2. ‘İsrailiyat’: İslam ulemasının İslami olmayan, özellikle de hicri ilk yüzyıl içerisinde Yahudi ve Hristiyanların İslam dinine sokmaya çalıştıkları inançlar, efsaneler ve hurafelerin tamamı için kullandıkları terimdir.
3. ‘İsrailiyat’: İslam bilginlerinin Yahudi ve Hristiyanların İslam toplumu içine soktukları hikayeler ve haberlere verdikleri addır.
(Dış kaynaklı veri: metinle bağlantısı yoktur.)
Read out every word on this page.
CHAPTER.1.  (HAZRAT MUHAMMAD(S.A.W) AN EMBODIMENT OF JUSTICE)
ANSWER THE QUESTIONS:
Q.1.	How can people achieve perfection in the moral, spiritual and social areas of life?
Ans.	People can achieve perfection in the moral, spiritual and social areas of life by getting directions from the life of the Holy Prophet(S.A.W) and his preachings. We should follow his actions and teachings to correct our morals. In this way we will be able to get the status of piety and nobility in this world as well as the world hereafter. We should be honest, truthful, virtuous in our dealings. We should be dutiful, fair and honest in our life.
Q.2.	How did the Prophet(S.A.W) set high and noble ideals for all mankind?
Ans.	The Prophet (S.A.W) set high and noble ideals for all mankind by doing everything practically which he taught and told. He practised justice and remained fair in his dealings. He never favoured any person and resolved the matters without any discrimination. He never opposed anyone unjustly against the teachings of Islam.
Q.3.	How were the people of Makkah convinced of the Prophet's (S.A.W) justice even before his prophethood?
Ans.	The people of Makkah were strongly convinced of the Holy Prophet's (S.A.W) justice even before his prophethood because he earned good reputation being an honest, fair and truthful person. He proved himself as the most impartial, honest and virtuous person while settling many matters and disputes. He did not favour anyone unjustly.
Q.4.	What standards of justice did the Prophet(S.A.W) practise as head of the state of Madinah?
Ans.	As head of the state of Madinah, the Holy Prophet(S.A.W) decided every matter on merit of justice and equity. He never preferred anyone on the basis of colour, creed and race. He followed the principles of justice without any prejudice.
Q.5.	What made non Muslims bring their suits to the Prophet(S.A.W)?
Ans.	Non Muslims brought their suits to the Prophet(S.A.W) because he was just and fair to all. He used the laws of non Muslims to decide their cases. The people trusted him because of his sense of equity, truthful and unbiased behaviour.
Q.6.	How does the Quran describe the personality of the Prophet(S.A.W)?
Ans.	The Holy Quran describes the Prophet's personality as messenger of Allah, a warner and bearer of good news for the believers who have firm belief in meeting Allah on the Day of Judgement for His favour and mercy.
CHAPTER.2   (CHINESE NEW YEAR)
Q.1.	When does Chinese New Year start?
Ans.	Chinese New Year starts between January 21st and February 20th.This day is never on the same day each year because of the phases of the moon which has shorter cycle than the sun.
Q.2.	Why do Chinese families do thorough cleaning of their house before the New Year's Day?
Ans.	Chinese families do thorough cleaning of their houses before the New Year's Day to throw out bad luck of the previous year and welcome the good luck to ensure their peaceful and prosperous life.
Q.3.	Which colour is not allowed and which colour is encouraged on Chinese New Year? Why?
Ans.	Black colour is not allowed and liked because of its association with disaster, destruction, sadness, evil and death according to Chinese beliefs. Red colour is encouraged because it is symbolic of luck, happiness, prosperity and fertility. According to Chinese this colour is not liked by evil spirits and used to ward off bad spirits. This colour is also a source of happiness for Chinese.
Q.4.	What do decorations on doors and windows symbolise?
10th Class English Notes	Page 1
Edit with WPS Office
Elbette bu olay bazı Yahudi ve Hristiyanların İslam dinine tabi olmalarından veya
Müslüman görünmelerinden sonra yaşanmıştır.
Yukarıda geçen tanımlar açıklama niteliğinde olup kapsamlı ve kapsayıcı değillerdir. Ancak bu kavramın aydınlatılması için yeterlidirler.
‘İsrailiyat’ kelimesi ilk bakışta Yahudi kaynaklarından rivayet edilmiş
hadislere delalet etmektedir. Ancak tefsir ve hadis uleması bu kavramın anlamını genişletmişlerdir. Ulemanın yanında tefsir, hadis ve tarih ilminde Yahudi, Hristiyan ve diğer kaynaklara dayanan eski efsane ve hikayelere verilen kavram adlandırmasıdır. Hatta bazı müfessirlere göre ‘İsrailiyat’ bazı Yahudi ve diğer inançlara mensup İslam düşmanlarının tefsir ve hadis ilmine soktukları hiçbir kaynağı ve delili olmayan sözlerdir.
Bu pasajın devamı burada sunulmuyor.